Отправлены нарочные в отряды Михельсона, Попова и других военачальников с просьбой как можно скорей поспешать на спасение города Казани и губернии.
Однако между начальниками небольших воинских частей не было согласованности. Старшие в чине старались присоединить к себе отряды младших, возникали ссоры.
Вся эта неразбериха и сумятица была на руку Емельяну Иванычу. Силы его возросли до семи тысяч человек при двенадцати орудиях. Пугачевцы широко раскинулись по обоим берегам Камы, охватив огромное пространство.
Главные силы армии двигались сухопутьем, вдалеке от Камы, через Ижевский завод, на селение Мамадыш. Затем, переплыв реку Вятку, они взяли путь прямо на Казань.
Меж тем Казань продолжала готовиться к самозащите. Все вооруженные жители были распределены по участкам, каждому назначен свой пост. По орудийному выстрелу и церковному набату всем защитникам города предписано быть на своих местах.
Деятельно готовились к обороне слободы Суконная, Ямская, Архангельская, а также Первая казанская гимназия. Это учебное заведение для дворянских детей находилось в ведении Московского университета. Начальник гимназии фон Каниц человек военный и не старый, у него все было поставлено на военную ногу. Еще с появлением в Оренбургском крае Пугачева фон Каниц ввел обучение воспитанников пешему строю, стрельбе, фехтованию. Молодые люди занимались этим делом с охотою[52].
Когда подошло время, фон Каниц сообщил губернатору, что гимназия может выставить семьдесят четыре человека, все они будут вооружены пиками, ружьями, а учителя и два дежурных офицера, как люди «шпажные», будут иметь по паре пистолетов. Губернатор назначил гимназическому корпусу действовать против Арского поля, вблизи Грузинской церкви и гимназии. Гимназисты должны были защищать батарею, поставленную на открытом месте. Ученики принялись укреплять свои позиции: врывали в землю надолбы, ставили рогатки, копали траншеи. Работали весело, много было пылу в молодых сердцах, но иные из них нет-нет да и вздохнут, и покосятся в ту сторону, откуда должен появиться Пугачев. У них нет и не было сомнения в том, что Пугачев душегуб, разбойник, что он кровный враг им. Недаром же, вспоминают они, и архиепископ Вениамин несколько месяцев тому назад предавал его «анафеме»; они помнят, как всем строем они стояли на площади возле собора, как заунывно перезванивали колокола и хор трижды пел Емельке Пугачеву «анафема проклят». Их, учеников гимназии, тогда было много, теперь же осталась горстка – почти все разъехались с папеньками-маменьками в укромные местечки.

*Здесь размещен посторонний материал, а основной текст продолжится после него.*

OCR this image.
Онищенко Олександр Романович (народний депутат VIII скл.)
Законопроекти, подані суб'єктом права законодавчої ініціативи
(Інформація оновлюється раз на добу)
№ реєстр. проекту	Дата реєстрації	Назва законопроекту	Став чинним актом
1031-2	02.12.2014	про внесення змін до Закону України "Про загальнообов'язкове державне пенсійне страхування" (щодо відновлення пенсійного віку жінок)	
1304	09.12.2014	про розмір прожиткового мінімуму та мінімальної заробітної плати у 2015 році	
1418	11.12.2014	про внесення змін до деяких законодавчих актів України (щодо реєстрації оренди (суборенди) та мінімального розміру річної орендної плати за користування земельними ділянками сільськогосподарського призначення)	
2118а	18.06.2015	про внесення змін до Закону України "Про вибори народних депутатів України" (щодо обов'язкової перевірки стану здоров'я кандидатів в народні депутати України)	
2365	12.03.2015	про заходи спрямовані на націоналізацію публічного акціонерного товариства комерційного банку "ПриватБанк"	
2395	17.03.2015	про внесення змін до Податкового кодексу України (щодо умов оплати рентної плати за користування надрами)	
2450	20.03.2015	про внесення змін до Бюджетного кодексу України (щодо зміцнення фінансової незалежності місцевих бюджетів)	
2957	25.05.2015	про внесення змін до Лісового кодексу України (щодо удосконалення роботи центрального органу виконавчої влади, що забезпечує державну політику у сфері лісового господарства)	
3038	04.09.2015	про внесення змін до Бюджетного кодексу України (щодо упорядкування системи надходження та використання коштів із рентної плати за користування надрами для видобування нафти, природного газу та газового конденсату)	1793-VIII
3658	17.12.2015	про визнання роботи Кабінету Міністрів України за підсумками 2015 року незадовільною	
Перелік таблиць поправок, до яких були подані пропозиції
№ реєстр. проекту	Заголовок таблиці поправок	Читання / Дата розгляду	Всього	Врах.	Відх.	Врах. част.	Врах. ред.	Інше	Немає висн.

– Ничего, ничего, – говорит толстяк юнец Мельгунов с шарообразной головой. – Я схватку с разбойником жду с нетерпением. С народом не страшно. Глянь, сколь людей-то!
– Да, – отвечает ему черноглазый красивый юноша Михайлов, отшвыривая лопатой землю. – Я тоже ни капли не боюсь... Начальник у нас храбрый, свои офицеры есть. Да может статься, Пугач-то и не придет сюда: Михельсон по пятам за ним гонится, авось не допустит до Казани.
– Жаль только, губернатор староват у нас.
– Староват-то староват, зато дочки его хороши.
– Хороши-то хороши... Это верно... Особливо Людмила, а губернатор-то староват.
– Староват-то староват, зато дочки хороши.
– Хороши-то хороши...
– Ха-ха... Ну, заладил!
Они оба бросили лопаты, сели на бревно и, заглядывая друг другу в глаза и улыбаясь, повели разговор про девушек, про беспечальное житье в гимназии. Забыв о Пугачеве, они вспоминали недавние пасхальные каникулы, как три вечера подряд ученики, вместе с приглашенными барышнями, ставили трагедию «Семира», пьесу «Синеус и Трувер» Сумарокова, «Школу мужей» Мольера. Играли неплохо, даже был балет, на коем особливо отличались своим изяществом две дочери губернатора Бранта и три девушки-польки из семей ссыльных конфедератов.
– Черт! – сказал толстяк Мельгунов и, вытащив из кармана долю пирога, стал закусывать. – Я первый раз в жизни увидал наяву такие хорошенькие женские ножки. Две недели, понимаешь, снились мне.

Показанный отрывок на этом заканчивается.